Vicky Hurst, a lecturer in early childhood at Goldsmiths College, London, fears for the girls too. She says: “The emphasis on outcomes gives children little opportunity to progress in their own areas at their own rate.

“A good-quality education in the nursery is not an over-formal one. It is one that gives both genders the opportunity to extend themselves.

“If we accept we need male and female approaches in society, we should have that attitude in

the nursery. There’s a danger we will soon have nursery staff saying: ‘You can’t go out until you have sat down and done some proper work.’

“Boys need to learn through physical activity more than girls. We must take the learning to the boys. They like roaring around on bikes and tractors. So why not have a garage for practical maths, technology and literacy?

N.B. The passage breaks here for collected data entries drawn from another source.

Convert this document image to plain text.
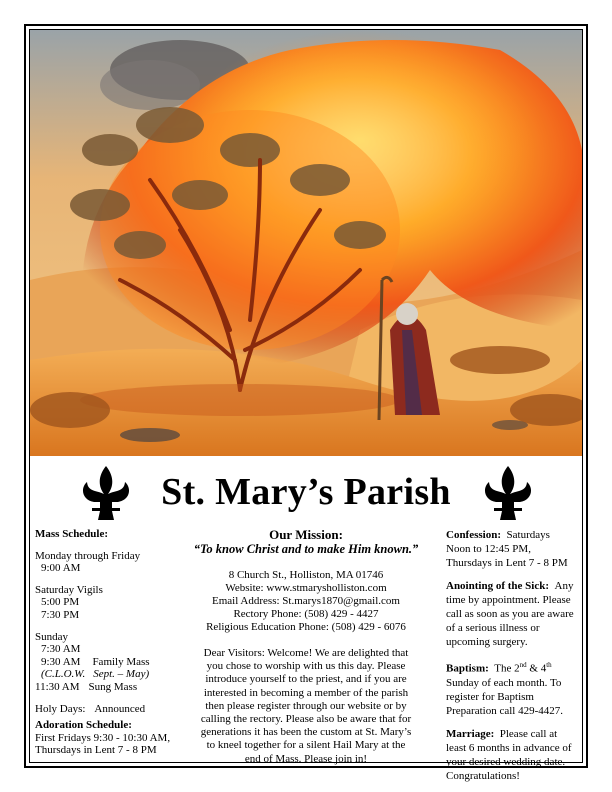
St. Mary’s Parish
Mass Schedule:
Monday through Friday
9:00 AM
Saturday Vigils
5:00 PM
7:30 PM
Sunday
7:30 AM
9:30 AM Family Mass
(C.L.O.W. Sept. – May)
11:30 AM Sung Mass
Holy Days: Announced
Adoration Schedule:
First Fridays 9:30 - 10:30 AM,
Thursdays in Lent 7 - 8 PM
Our Mission:
“To know Christ and to make Him known.”
8 Church St., Holliston, MA 01746
Website: www.stmarysholliston.com
Email Address: St.marys1870@gmail.com
Rectory Phone: (508) 429 - 4427
Religious Education Phone: (508) 429 - 6076
Dear Visitors: Welcome! We are delighted that
you chose to worship with us this day. Please
introduce yourself to the priest, and if you are
interested in becoming a member of the parish
then please register through our website or by
calling the rectory. Please also be aware that for
generations it has been the custom at St. Mary’s
to kneel together for a silent Hail Mary at the
end of Mass. Please join in!
Confession: Saturdays
Noon to 12:45 PM,
Thursdays in Lent 7 - 8 PM
Anointing of the Sick: Any
time by appointment. Please
call as soon as you are aware
of a serious illness or
upcoming surgery.
Baptism: The 2nd & 4th
Sunday of each month. To
register for Baptism
Preparation call 429-4427.
Marriage: Please call at
least 6 months in advance of
your desired wedding date.
Congratulations!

“There are some good things in the desirable outcomes, but forcing formal achievement on children too young could be bad for girls as well. They are more able to learn in a formal way than boys, more likely to play mummy-type games. But we want girls who can take the initiative. They need the opportunity to become properly and politely assertive, to get their turn on the computer, and to get the teacher’s attention.

“If we have a narrow, schooly approach in early years, boys will become disaffected and alienated, while girls will quietly become more and more girly. And both will be sedentary and have deterioration of the coronary arteries. It’s an unhealthy prospect.”